Vejamos, então: antes dessa emergência, na virada do século XXI,
certamente havia inovação governamental, muito embora não se falasse em
“inovação” como hoje. Havia outras palavras-guia para isso: desburocratização,
gestão por resultados, qualidade total, informatização, descentralização,
contratualização, participação. Expressões que ainda inspiram. Em parte porque
carregam exemplos de sucesso, em parte porque, temos de admitir, ainda não
entregaram tudo que prometiam. E, em torno dessas palavras, toda uma geração
aprendeu a inovar, passou a questionar antigos padrões, a revolver a antiga arte de
governar, de organizar e administrar. Elas demarcam a grande onda inovadora na
gestão governamental, iniciada antes ainda, no último quartil do século XX.
Porém, temos também de conceder que, se aquelas palavras-guia ainda
inspiram, é já sem o vigor da novidade, do anúncio de novos tempos para a gestão
pública, como antes acontecia. Algo mudou na inovação e na maneira de inovar. E
por isso, justamente, se fala tanto a respeito hoje em dia. Mas, é importante notar, o
que agora emerge não é nada que se coloque em oposição à desburocratização, à
gestão por resultados, a todos aqueles conceitos e diretrizes inovadores já
4
estabelecidos e hoje, por assim dizer, já “tradicionais”. De certa maneira, se
acrescenta a eles, ao mesmo tempo que os transforma.

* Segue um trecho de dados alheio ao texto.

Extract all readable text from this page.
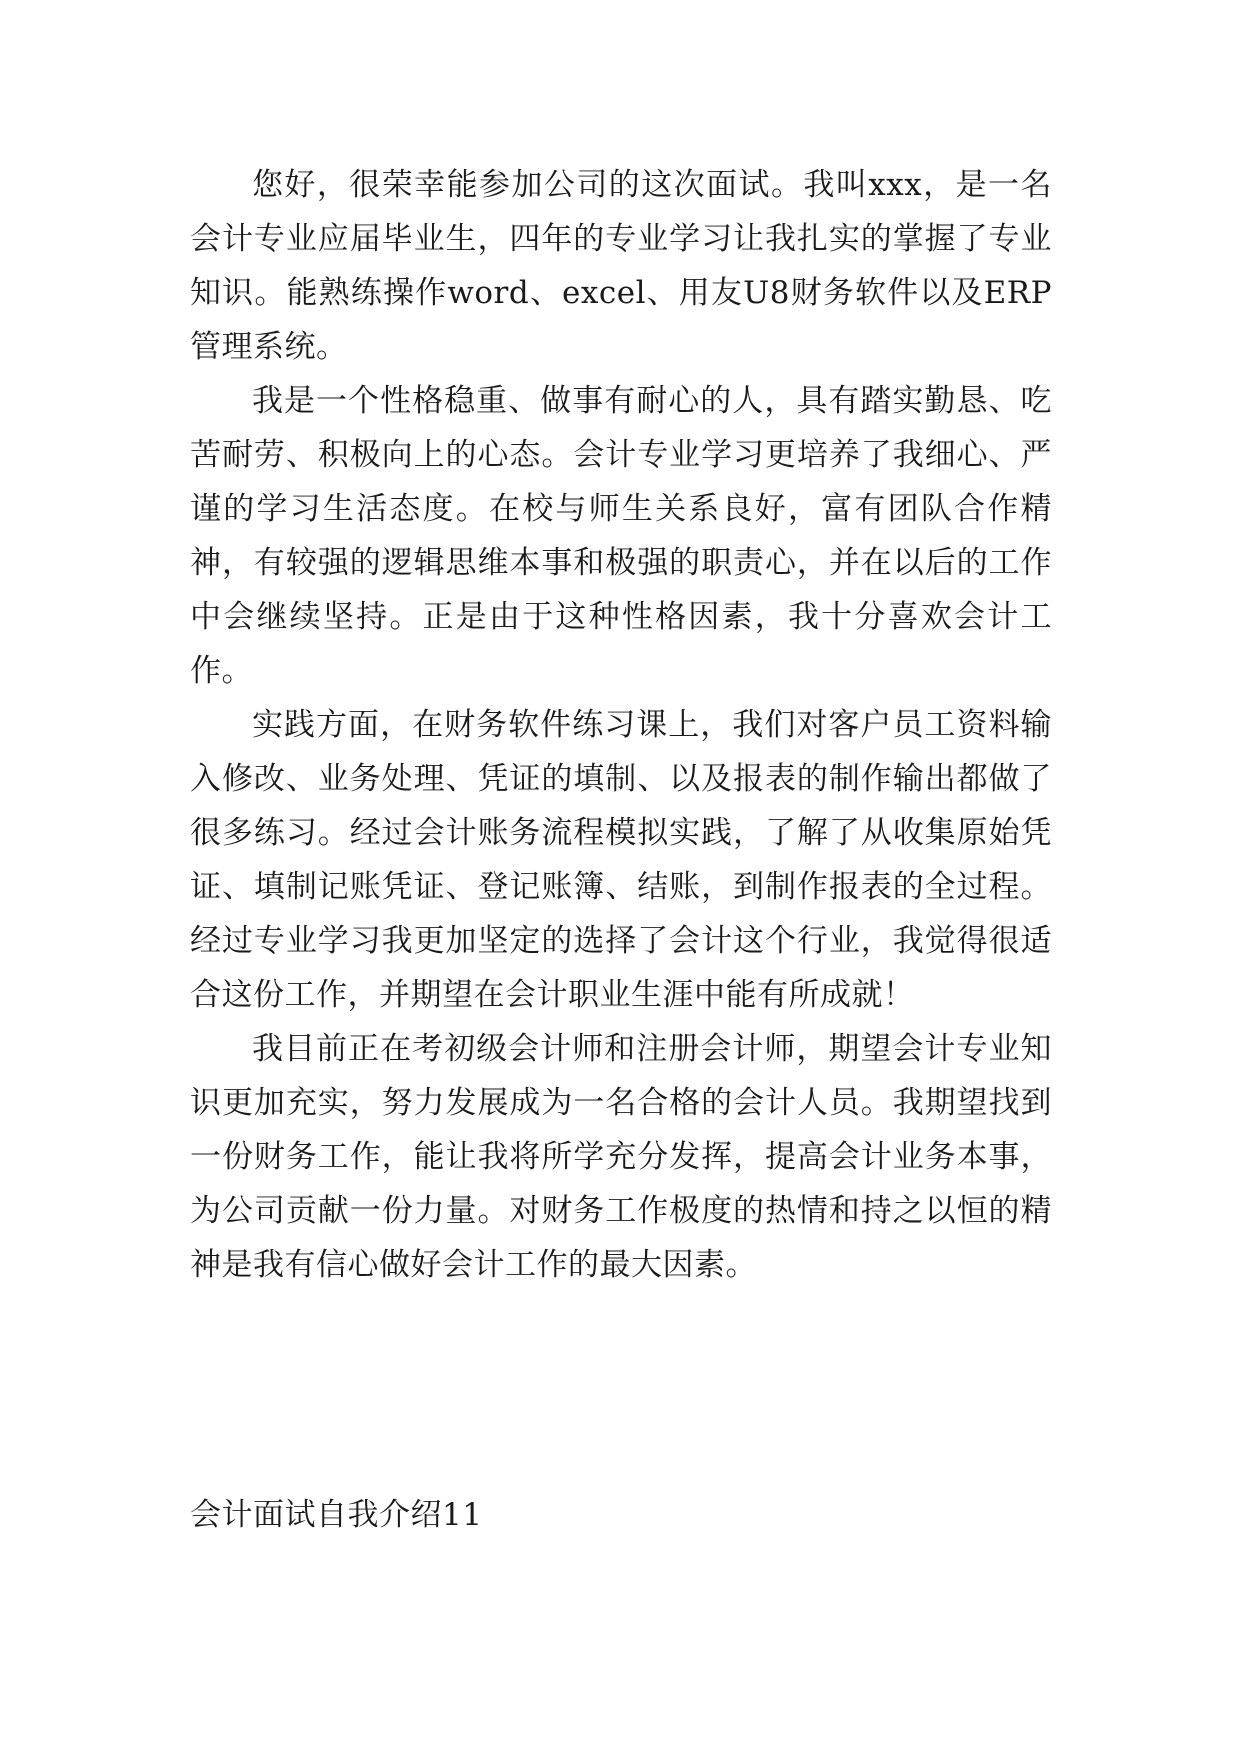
您好，很荣幸能参加公司的这次面试。我叫xxx，是一名会计专业应届毕业生，四年的专业学习让我扎实的掌握了专业知识。能熟练操作word、excel、用友U8财务软件以及ERP管理系统。

我是一个性格稳重、做事有耐心的人，具有踏实勤恳、吃苦耐劳、积极向上的心态。会计专业学习更培养了我细心、严谨的学习生活态度。在校与师生关系良好，富有团队合作精神，有较强的逻辑思维本事和极强的职责心，并在以后的工作中会继续坚持。正是由于这种性格因素，我十分喜欢会计工作。

实践方面，在财务软件练习课上，我们对客户员工资料输入修改、业务处理、凭证的填制、以及报表的制作输出都做了很多练习。经过会计账务流程模拟实践，了解了从收集原始凭证、填制记账凭证、登记账簿、结账，到制作报表的全过程。经过专业学习我更加坚定的选择了会计这个行业，我觉得很适合这份工作，并期望在会计职业生涯中能有所成就！

我目前正在考初级会计师和注册会计师，期望会计专业知识更加充实，努力发展成为一名合格的会计人员。我期望找到一份财务工作，能让我将所学充分发挥，提高会计业务本事，为公司贡献一份力量。对财务工作极度的热情和持之以恒的精神是我有信心做好会计工作的最大因素。

会计面试自我介绍11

Mas, se não se confunde, o
que há de diferente?
Há muita coisa diferente, da tecnologia aos formatos organizacionais.
Mas, adiantamos, o que há de diferente, sobretudo, é o lugar do gestor público. E é
para saber desse novo lugar que, inicialmente, nos perguntamos: qual era o lugar
dele antes, quando a inovação surgiu no horizonte? E a reposta é: o centro.
O GESTOR NO CENTRO (E A NOVA GESTÃO PÚBLICA)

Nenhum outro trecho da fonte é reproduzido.